N-[3-(methoxydimethylsilyl)propyl]ethylenediamine

Administrative data

Endpoint:

acute toxicity: oral

Type of information:

experimental study

Adequacy of study:

key study

Study period:

17 June 2002 to 05 Mar 2003

Reliability:

1 (reliable without restriction)

Rationale for reliability incl. deficiencies:

other: The study was conducted according to an appropriate OECD test guideline, and in compliance with GLP.

Data source

Materials and methods

GLP compliance:

yes (incl. QA statement)

Remarks:

Freie und Hansestadt Hamburg, Behörde für Arbeit, Gesundheit uns Soziales, Germany

Test type:

acute toxic class method

Limit test:

yes

Test material

Test animals

Species:

rat

Strain:

other: Crl:CD

Sex:

male/female

Details on test animals or test system and environmental conditions:

TEST ANIMALS
- Source: Charles River Deutschland GmbH, Sulzfeld, Germany
- Age at study initiation: 41 (males) or 48 (females) days
- Weight at study initiation: 202 - 229 g (males); 171 - 182 g (females)
- Fasting period before study: yes (16 h before administration)
- Housing: 2-3 animals per cage during the 14-day observation period (MAKROLON cages, type III)
- Diet: ssniff/R/M-H V 1530 (ssniff Spezialdiäten GmbH, Soest, Germany), ad libitum
- Water: tap water, ad libitum
- Acclimation period: at least 5 days

ENVIRONMENTAL CONDITIONS
- Temperature (°C): 22±3
- Humidity (%): 55± 15
- Photoperiod (hrs dark / hrs light): 12/12

IN-LIFE DATES: From: 17 June 2002 To: 22 Aug 2002

Administration / exposure

Route of administration:

oral: gavage

Vehicle:

corn oil

Remarks:

used only for 200 mg/kg bw dose

Details on oral exposure:

VEHICLE
- Concentration in vehicle: 90.91 mg/ml
- Amount of vehicle (if gavage): 2.2 ml

MAXIMUM DOSE VOLUME APPLIED: 2.2 ml

Doses:

200 and 2000 mg/kg bw

No. of animals per sex per dose:

2000 mg/kg bw: 3 males
200 mg/kg bw: 3 males and 3 females

Control animals:

no

Details on study design:

- Duration of observation period following administration: 14 days
- Frequency of observations and weighing: Observations were performed before and immediately, at 5, 15, 30 and 60 min, as well as at 3, 6 and 24 hours after administration. All surviving animals were observed for a period of 14 days (once daily). Body weight was determined before administration and weekly thereafter.
- Necropsy of survivors performed: yes
- Other examinations performed: Changes of skin and fur, eyes and mucous membranes, respiratory and circulatory, autonomic and central nervous system, somatomotor activity and behaviour pattern were observed at least once daily until all symptoms subsided (afterwards each working day).

Results and discussion

Mortality:

200 mg/kg bw: 0/3 males and 0/3 females died
2000 mg/kg bw: 2/3 males died within 2 days

Clinical signs:

2000 mg/kg bw: reduced motility, ataxia, reduced muscle tone, and dyspnoea
200 mg/kg bw: no signs of toxicity were observed

Body weight:

All surviving animals gained the expected body weight.

Gross pathology:

No abnormalities were observed.

Any other information on results incl. tables

Table 1: Body weights of the surviving rats.
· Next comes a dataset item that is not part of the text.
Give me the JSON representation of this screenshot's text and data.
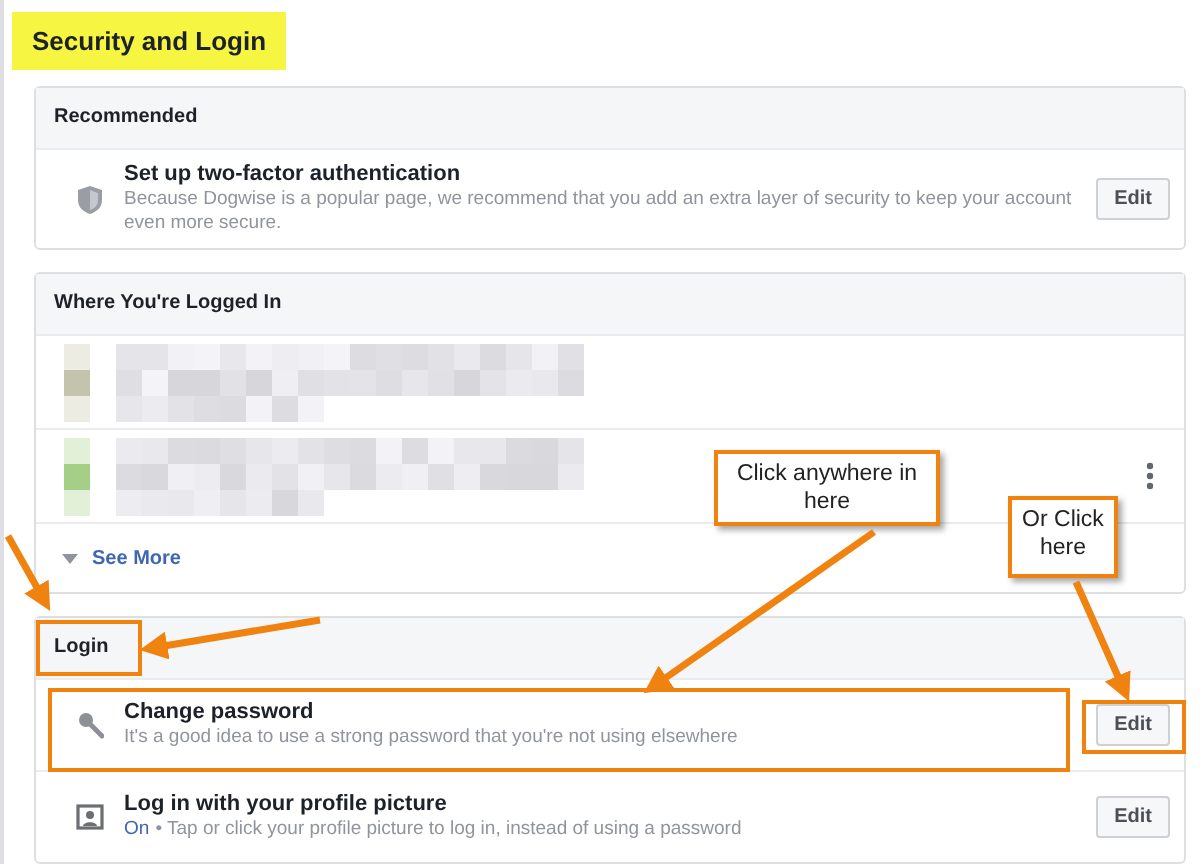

Body weights (g)	2000 mg/kg bw	200 mg/kg bw
	male	male	female
start	221.0	203.3	176
after 7 days	278.0 ± 26.4	269 ± 32.6	200.3 ± 14.1
after 14 days	319.0 ± 45.0	302.7 ± 48.9	222.0 ± 26.2

Applicant's summary and conclusion

Interpretation of results:

harmful

Remarks:

Migrated information Criteria used for interpretation of results: EU

Conclusions:

In an acute oral toxicity study conducted according to OECD 423 and in compliance with GLP, a LD50 cut-off value of 1000 mg/kg bw was observed in rats. Mortality was observed in the high dose group (2/3 males died within 2 days), whereas no mortality occurred in the 200 mg/kg bw dose group (0/3 males and 0/3 females). Clinical signs of toxicity at 2000 mg/kg bw were reduced motility, ataxia, reduced muscle tone, and dyspnoea. In surviving animals no clinical signs were observed.